Twin Anchors Restaurant & Tavern
The basics: An Old Town fixture since Old Town was young, this handsome barroom has been quietly serving up some of Chicago’s finest baby back ribs for nearly a century. Old-fashioned fish fry, slow-roasted chicken, stellar BBQ wings, and melt-in-your-mouth hand-pulled pork add some color to the downhome Midwestern nostalgia.
What the pitmasters say: “I really think Chicago is on the rise, and that’s not with more barbecue restaurants,” McKenna clarifies with a nod to this humble eatery’s long standing yet understated grip on the city. “It’s more about the people in Chicago and tourists [visiting] Chicago becoming more aware of how great the scene is here.”

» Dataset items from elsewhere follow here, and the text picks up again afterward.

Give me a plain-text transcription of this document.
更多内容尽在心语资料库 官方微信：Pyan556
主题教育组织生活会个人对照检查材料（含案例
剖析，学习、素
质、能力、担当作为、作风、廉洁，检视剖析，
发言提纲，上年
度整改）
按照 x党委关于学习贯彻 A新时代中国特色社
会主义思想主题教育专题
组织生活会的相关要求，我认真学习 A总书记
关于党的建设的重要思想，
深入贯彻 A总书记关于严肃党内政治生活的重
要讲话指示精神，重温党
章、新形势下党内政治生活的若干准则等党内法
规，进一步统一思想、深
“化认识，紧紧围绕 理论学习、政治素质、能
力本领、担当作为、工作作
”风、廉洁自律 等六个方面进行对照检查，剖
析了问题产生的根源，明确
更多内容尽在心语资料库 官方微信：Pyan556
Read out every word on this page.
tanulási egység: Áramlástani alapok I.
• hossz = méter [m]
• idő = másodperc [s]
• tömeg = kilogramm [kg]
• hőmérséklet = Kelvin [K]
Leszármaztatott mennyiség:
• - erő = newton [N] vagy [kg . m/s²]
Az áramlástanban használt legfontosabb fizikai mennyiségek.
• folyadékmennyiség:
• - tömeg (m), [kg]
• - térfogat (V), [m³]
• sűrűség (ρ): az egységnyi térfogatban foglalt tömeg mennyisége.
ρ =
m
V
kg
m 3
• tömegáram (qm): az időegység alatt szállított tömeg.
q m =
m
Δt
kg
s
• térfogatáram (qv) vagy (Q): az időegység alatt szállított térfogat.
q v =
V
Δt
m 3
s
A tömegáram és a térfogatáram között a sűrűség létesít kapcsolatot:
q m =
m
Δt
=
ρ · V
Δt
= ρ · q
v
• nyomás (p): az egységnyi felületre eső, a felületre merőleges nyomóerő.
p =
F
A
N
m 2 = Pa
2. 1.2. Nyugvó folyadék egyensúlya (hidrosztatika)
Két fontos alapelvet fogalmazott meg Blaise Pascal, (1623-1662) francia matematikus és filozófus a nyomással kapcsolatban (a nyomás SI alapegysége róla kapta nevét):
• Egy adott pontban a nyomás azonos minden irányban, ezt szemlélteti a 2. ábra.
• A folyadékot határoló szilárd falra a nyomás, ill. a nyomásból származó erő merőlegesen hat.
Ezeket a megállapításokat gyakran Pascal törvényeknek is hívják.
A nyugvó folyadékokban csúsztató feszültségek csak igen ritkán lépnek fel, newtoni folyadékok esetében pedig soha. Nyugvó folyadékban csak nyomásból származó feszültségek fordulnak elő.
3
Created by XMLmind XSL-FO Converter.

How to book: Call 312-266-1616 for reservations or order delivery via GrubHub and DoorDash.
Honky Tonk BBQ
The basics: Accomplished pitmaster Willie Wagner helms this homey woodclad Pilsen saloon, complete with a stage for live acts, a lavish mahogany back bar, and more hokey cowboy art than an Oklahoma flea market. And while quarantine has sidelined the once never-ending stream of Hank Williams cover bands, there’s nothing stopping you from pulling on your finest wranglers, grabbing a dusty guitar, and jamming away in your living room to an outsourced backdrop of peppery dry-rubbed brisket, meaty St. Louis-style ribs, and some of the most flavorful pulled pork this side of Memphis.
What the pitmasters say: “This place has a classic Chicago bar and the mix between very good meats and honky tonk bands makes for a great time,” says McKenna. “Willie the pitmaster-owner has put together a great place.”
How to book: Order online for take-out or get delivery via GrubHub, Caviar, Uber Eats, Postmates, and ChowNow.